Лодочник поминутно оглядывается, пытаясь найти проход в лабиринте кораблей на рейде у Корабельного моста. То и дело складывает весла вдоль бортов и, тихо ругаясь, отталкивается руками от толстенных, до звона натянутых якорных канатов. Терпко и приятно пахнет смолой, но есть и другие запахи: ром, кофе, корица, табак.
Через полчаса Винге расплатился и вышел на берег, опираясь на подставленную руку лодочника. Отсюда до Баггенсгатан — пять минут неторопливой ходьбы.
Баггенсгатан — улица борделей. Четыре этажа — четыре борделя. Следующий дом — три. Бордели в борделях, бордели под борделями и над борделями.

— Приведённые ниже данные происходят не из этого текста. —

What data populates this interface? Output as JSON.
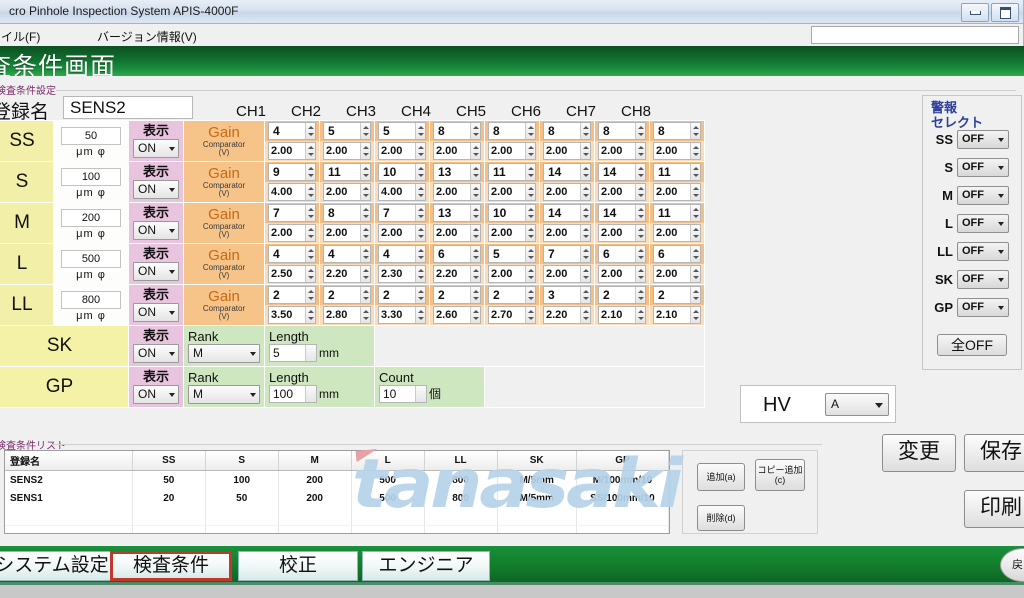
{
  "window": {
    "title": "cro Pinhole Inspection System APIS-4000F",
    "menu": [
      "イル(F)",
      "バージョン情報(V)"
    ],
    "controls": [
      "minimize-icon",
      "maximize-icon"
    ]
  },
  "header": {
    "title": "査条件画面",
    "group_label": "検査条件設定",
    "regname_label": "登録名",
    "regname_value": "SENS2"
  },
  "table": {
    "channel_headers": [
      "CH1",
      "CH2",
      "CH3",
      "CH4",
      "CH5",
      "CH6",
      "CH7",
      "CH8"
    ],
    "display_label": "表示",
    "gain_label": "Gain",
    "comparator_label": "Comparator\n(V)",
    "unit_diameter": "μm φ",
    "rows": [
      {
        "name": "SS",
        "diameter": "50",
        "display": "ON",
        "gain": [
          "4",
          "5",
          "5",
          "8",
          "8",
          "8",
          "8",
          "8"
        ],
        "comparator": [
          "2.00",
          "2.00",
          "2.00",
          "2.00",
          "2.00",
          "2.00",
          "2.00",
          "2.00"
        ]
      },
      {
        "name": "S",
        "diameter": "100",
        "display": "ON",
        "gain": [
          "9",
          "11",
          "10",
          "13",
          "11",
          "14",
          "14",
          "11"
        ],
        "comparator": [
          "4.00",
          "2.00",
          "4.00",
          "2.00",
          "2.00",
          "2.00",
          "2.00",
          "2.00"
        ]
      },
      {
        "name": "M",
        "diameter": "200",
        "display": "ON",
        "gain": [
          "7",
          "8",
          "7",
          "13",
          "10",
          "14",
          "14",
          "11"
        ],
        "comparator": [
          "2.00",
          "2.00",
          "2.00",
          "2.00",
          "2.00",
          "2.00",
          "2.00",
          "2.00"
        ]
      },
      {
        "name": "L",
        "diameter": "500",
        "display": "ON",
        "gain": [
          "4",
          "4",
          "4",
          "6",
          "5",
          "7",
          "6",
          "6"
        ],
        "comparator": [
          "2.50",
          "2.20",
          "2.30",
          "2.20",
          "2.00",
          "2.00",
          "2.00",
          "2.00"
        ]
      },
      {
        "name": "LL",
        "diameter": "800",
        "display": "ON",
        "gain": [
          "2",
          "2",
          "2",
          "2",
          "2",
          "3",
          "2",
          "2"
        ],
        "comparator": [
          "3.50",
          "2.80",
          "3.30",
          "2.60",
          "2.70",
          "2.20",
          "2.10",
          "2.10"
        ]
      }
    ],
    "sk": {
      "name": "SK",
      "display_label": "表示",
      "display": "ON",
      "rank_label": "Rank",
      "rank": "M",
      "length_label": "Length",
      "length": "5",
      "length_unit": "mm"
    },
    "gp": {
      "name": "GP",
      "display_label": "表示",
      "display": "ON",
      "rank_label": "Rank",
      "rank": "M",
      "length_label": "Length",
      "length": "100",
      "length_unit": "mm",
      "count_label": "Count",
      "count": "10",
      "count_unit": "個"
    }
  },
  "alarm": {
    "title_line1": "警報",
    "title_line2": "セレクト",
    "items": [
      {
        "name": "SS",
        "value": "OFF"
      },
      {
        "name": "S",
        "value": "OFF"
      },
      {
        "name": "M",
        "value": "OFF"
      },
      {
        "name": "L",
        "value": "OFF"
      },
      {
        "name": "LL",
        "value": "OFF"
      },
      {
        "name": "SK",
        "value": "OFF"
      },
      {
        "name": "GP",
        "value": "OFF"
      }
    ],
    "all_off_label": "全OFF"
  },
  "hv": {
    "label": "HV",
    "value": "A"
  },
  "list": {
    "group_label": "検査条件リスト",
    "columns": [
      "登録名",
      "SS",
      "S",
      "M",
      "L",
      "LL",
      "SK",
      "GP"
    ],
    "rows": [
      [
        "SENS2",
        "50",
        "100",
        "200",
        "500",
        "800",
        "M/5mm",
        "M/100mm/10"
      ],
      [
        "SENS1",
        "20",
        "50",
        "200",
        "500",
        "800",
        "M/5mm",
        "SS/100mm/10"
      ]
    ],
    "empty_rows": 3
  },
  "list_buttons": {
    "add": "追加(a)",
    "copy_add_line1": "コピー追加",
    "copy_add_line2": "(c)",
    "delete": "削除(d)"
  },
  "actions": {
    "change": "変更",
    "save": "保存",
    "print": "印刷"
  },
  "watermark": {
    "text": "tanasaki"
  },
  "footer": {
    "tabs": [
      {
        "label": "システム設定",
        "active": false
      },
      {
        "label": "検査条件",
        "active": true
      },
      {
        "label": "校正",
        "active": false
      },
      {
        "label": "エンジニア",
        "active": false
      }
    ],
    "back_label": "戻る"
  },
  "colors": {
    "banner_green": "#11702f",
    "row_label_yellow": "#f2f0a8",
    "display_pink": "#e8c4de",
    "gain_orange": "#f6c389",
    "comparator_orange": "#fbdcba",
    "green_cell": "#cfe7c0",
    "active_tab_border": "#c0392b",
    "alarm_title_blue": "#2b3f9e",
    "watermark_blue": "#b6d3ea"
  }
}
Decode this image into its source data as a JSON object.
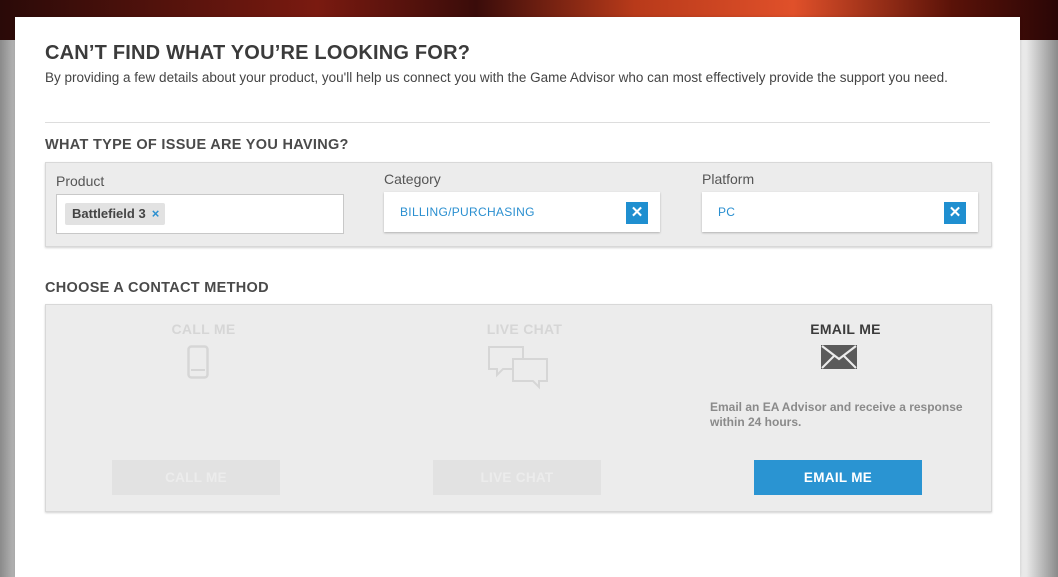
{
  "header": {
    "title": "CAN’T FIND WHAT YOU’RE LOOKING FOR?",
    "intro": "By providing a few details about your product, you'll help us connect you with the Game Advisor who can most effectively provide the support you need."
  },
  "issue": {
    "title": "WHAT TYPE OF ISSUE ARE YOU HAVING?",
    "product": {
      "label": "Product",
      "tag": "Battlefield 3",
      "remove": "×"
    },
    "category": {
      "label": "Category",
      "value": "BILLING/PURCHASING",
      "clear": "✕"
    },
    "platform": {
      "label": "Platform",
      "value": "PC",
      "clear": "✕"
    }
  },
  "contact": {
    "title": "CHOOSE A CONTACT METHOD",
    "call": {
      "title": "CALL ME",
      "button": "CALL ME",
      "icon": "mobile-phone-icon"
    },
    "chat": {
      "title": "LIVE CHAT",
      "button": "LIVE CHAT",
      "icon": "chat-bubbles-icon"
    },
    "email": {
      "title": "EMAIL ME",
      "button": "EMAIL ME",
      "icon": "envelope-icon",
      "description": "Email an EA Advisor and receive a response within 24 hours."
    }
  },
  "colors": {
    "accent": "#2a94d2",
    "disabled_text": "#d6d6d6"
  }
}
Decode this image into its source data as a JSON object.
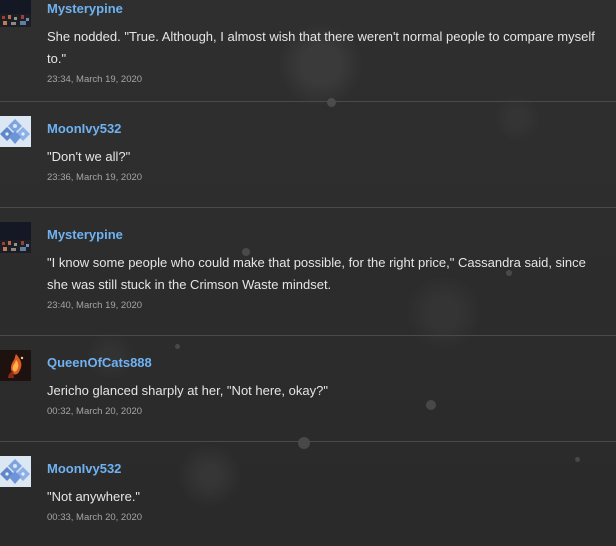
{
  "colors": {
    "background": "#2b2b2b",
    "author": "#6fb2f2",
    "message_text": "#e5e5e5",
    "timestamp": "#a5a5a5",
    "divider": "#4a4a4a"
  },
  "messages": [
    {
      "author": "Mysterypine",
      "text": "She nodded. \"True. Although, I almost wish that there weren't normal people to compare myself to.\"",
      "timestamp": "23:34, March 19, 2020",
      "avatar_icon": "city-night-avatar-icon"
    },
    {
      "author": "MoonIvy532",
      "text": "\"Don't we all?\"",
      "timestamp": "23:36, March 19, 2020",
      "avatar_icon": "blue-crystal-avatar-icon"
    },
    {
      "author": "Mysterypine",
      "text": "\"I know some people who could make that possible, for the right price,\" Cassandra said, since she was still stuck in the Crimson Waste mindset.",
      "timestamp": "23:40, March 19, 2020",
      "avatar_icon": "city-night-avatar-icon"
    },
    {
      "author": "QueenOfCats888",
      "text": "Jericho glanced sharply at her, \"Not here, okay?\"",
      "timestamp": "00:32, March 20, 2020",
      "avatar_icon": "flame-avatar-icon"
    },
    {
      "author": "MoonIvy532",
      "text": "\"Not anywhere.\"",
      "timestamp": "00:33, March 20, 2020",
      "avatar_icon": "blue-crystal-avatar-icon"
    }
  ]
}
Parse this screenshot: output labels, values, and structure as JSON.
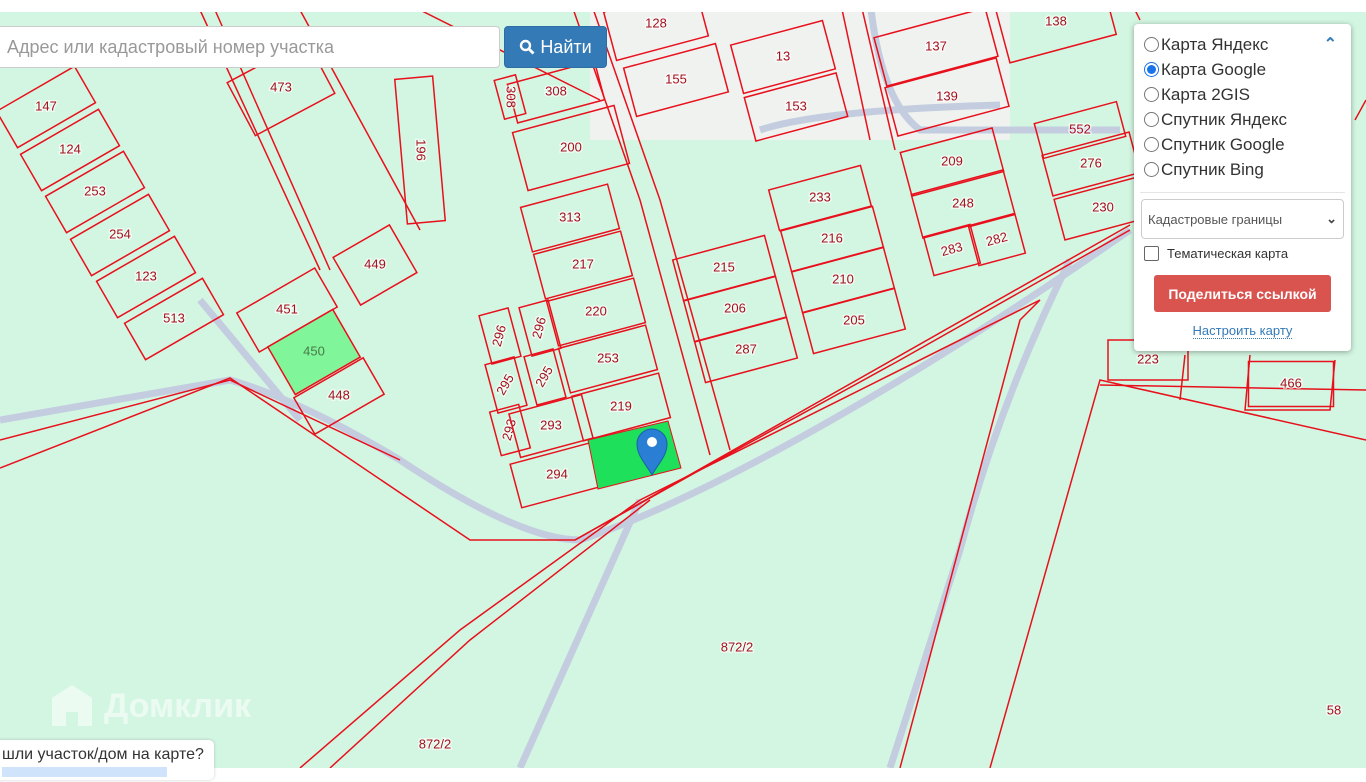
{
  "search": {
    "placeholder": "Адрес или кадастровый номер участка",
    "button_label": "Найти",
    "button_icon": "search-icon"
  },
  "layer_panel": {
    "options": [
      {
        "label": "Карта Яндекс",
        "selected": false
      },
      {
        "label": "Карта Google",
        "selected": true
      },
      {
        "label": "Карта 2GIS",
        "selected": false
      },
      {
        "label": "Спутник Яндекс",
        "selected": false
      },
      {
        "label": "Спутник Google",
        "selected": false
      },
      {
        "label": "Спутник Bing",
        "selected": false
      }
    ],
    "layer_select": "Кадастровые границы",
    "thematic_label": "Тематическая карта",
    "thematic_checked": false,
    "share_button": "Поделиться ссылкой",
    "settings_link": "Настроить карту"
  },
  "map": {
    "parcel_labels": [
      "128",
      "155",
      "13",
      "153",
      "138",
      "137",
      "139",
      "473",
      "147",
      "124",
      "253",
      "254",
      "123",
      "513",
      "196",
      "308",
      "308",
      "200",
      "313",
      "217",
      "220",
      "253",
      "219",
      "296",
      "296",
      "295",
      "295",
      "293",
      "293",
      "294",
      "449",
      "451",
      "450",
      "448",
      "215",
      "206",
      "287",
      "233",
      "216",
      "210",
      "205",
      "209",
      "248",
      "283",
      "282",
      "552",
      "276",
      "230",
      "223",
      "466",
      "872/2",
      "872/2",
      "58"
    ],
    "selected_parcel_color": "#1fe05a",
    "highlight_parcel_color": "#80f59a",
    "boundary_color": "#e8101c"
  },
  "watermark": "Домклик",
  "question_banner": "шли участок/дом на карте?"
}
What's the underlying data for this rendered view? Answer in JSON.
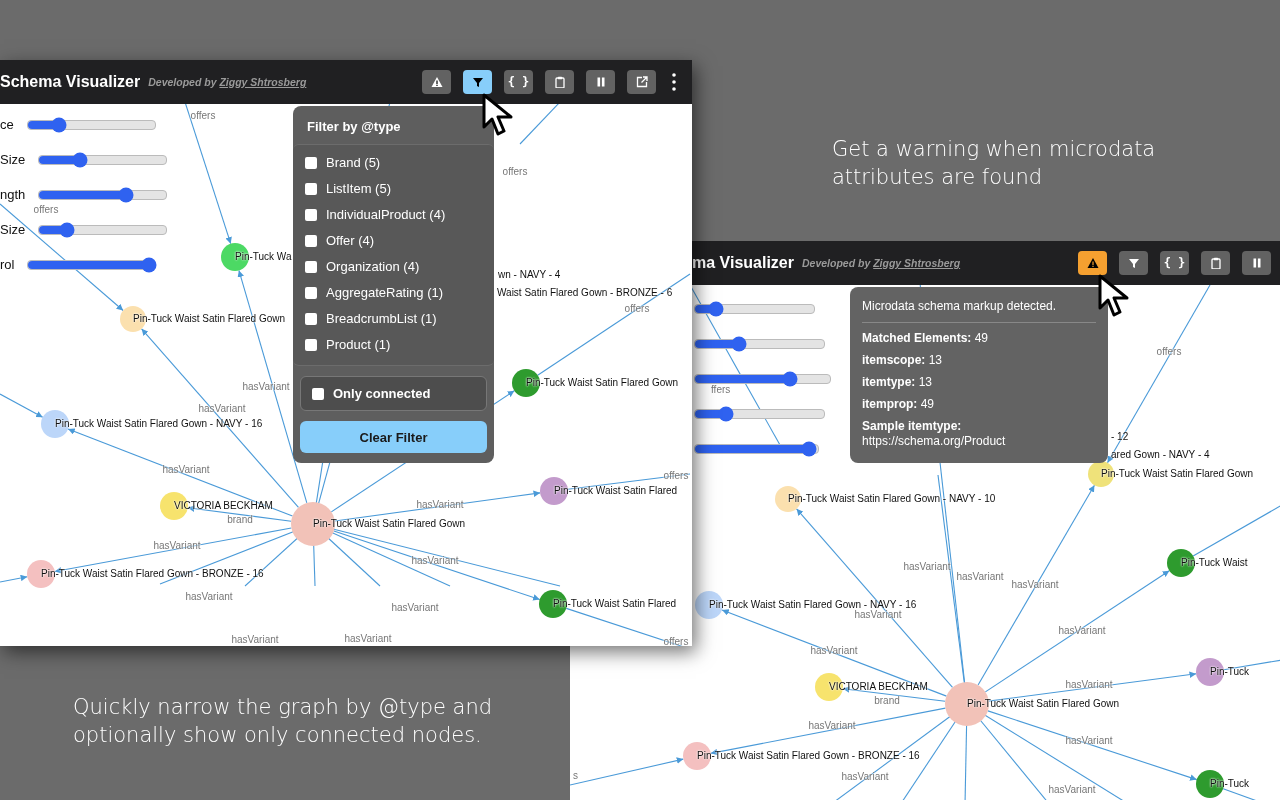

Отовсюду слышны непристойные песни, прославляющие интимные достоинства Венеры и ее жриц. Некоторые, как и Винге, закрывают лица платками — наверняка женатые.
Хозяйка, унаследовавшая заведение от блаженной памяти капитана Альстрёма, приветствует его почти незаметным кивком. Лицо ее непроницаемо и загадочно, но не дает ни малейшего повода сомневаться, что ей уже очень много лет.
— Она свободна?
Мамзель качает головой.
— Я подожду. Пусть постелют чистые простыни и приведут комнату в порядок.
Он тяжело сел на стул, опираясь на трость.
Еще один загадочный взгляд, и хозяйка оставила его одного.
Винге погрузился в свои мысли, едва замечая входящих и выходящих посетителей.
Прошел почти час. Наконец хозяйка появилась на галерее и помахала ему рукой. Винге поднялся по лестнице и открыл знакомую дверь.
Она ждала его, сидя на краю кровати и соблазнительно скрестив ноги. Та, которую в борделе называли Цветок Финляндии. Он не сразу ее нашел. Ему нужна была женщина в его возрасте, а тридцать — большая редкость для этой профессии. Но ему повезло. Она выглядела замечательно, несмотря на годы, хотя в ее мире женщины старятся вдвое быстрее.
В глазах мелькнула искра узнавания, девушка радостно улыбнулась, и в ней произошли мгновенные изменения. Плечи опустились, кокетливо выпрямленная спина вернулась в обычное положение.
— Это вы! Старая ведьма ничего мне не сказала.
Приятный, теплый и забавный финский акцент. Винге молча кивнул. Обвел комнату глазами — все ли сделано, как он просил. Протянул ей маленький тряпичный сверток — давно договоренная сумма. Она зна́ком попросила положить деньги на комод.
— Вы на всю ночь останетесь, как всегда?
— Да, Юханна. Надеюсь, денег хватит.
Она засмеялась:
— Даже если бы и не хватило, я бы сделала вам скидку. Вы мой самый лучший клиент. Хорошо платите и мало требуете. Обычно наоборот. Или пожелаете что-то особенное?
— Нет, Юханна. Ничего особенного. Все, как всегда.
Он снял плащ, развязал галстук. Достал из кармана жилета маленькую бутылочку и протянул Юханне. Она опять улыбнулась, вынула пробочку, капнула несколько капель на ладонь и провела по шее и груди.
Винге стянул рубаху и брюки, она тоже разделась, и они залезли под одеяло.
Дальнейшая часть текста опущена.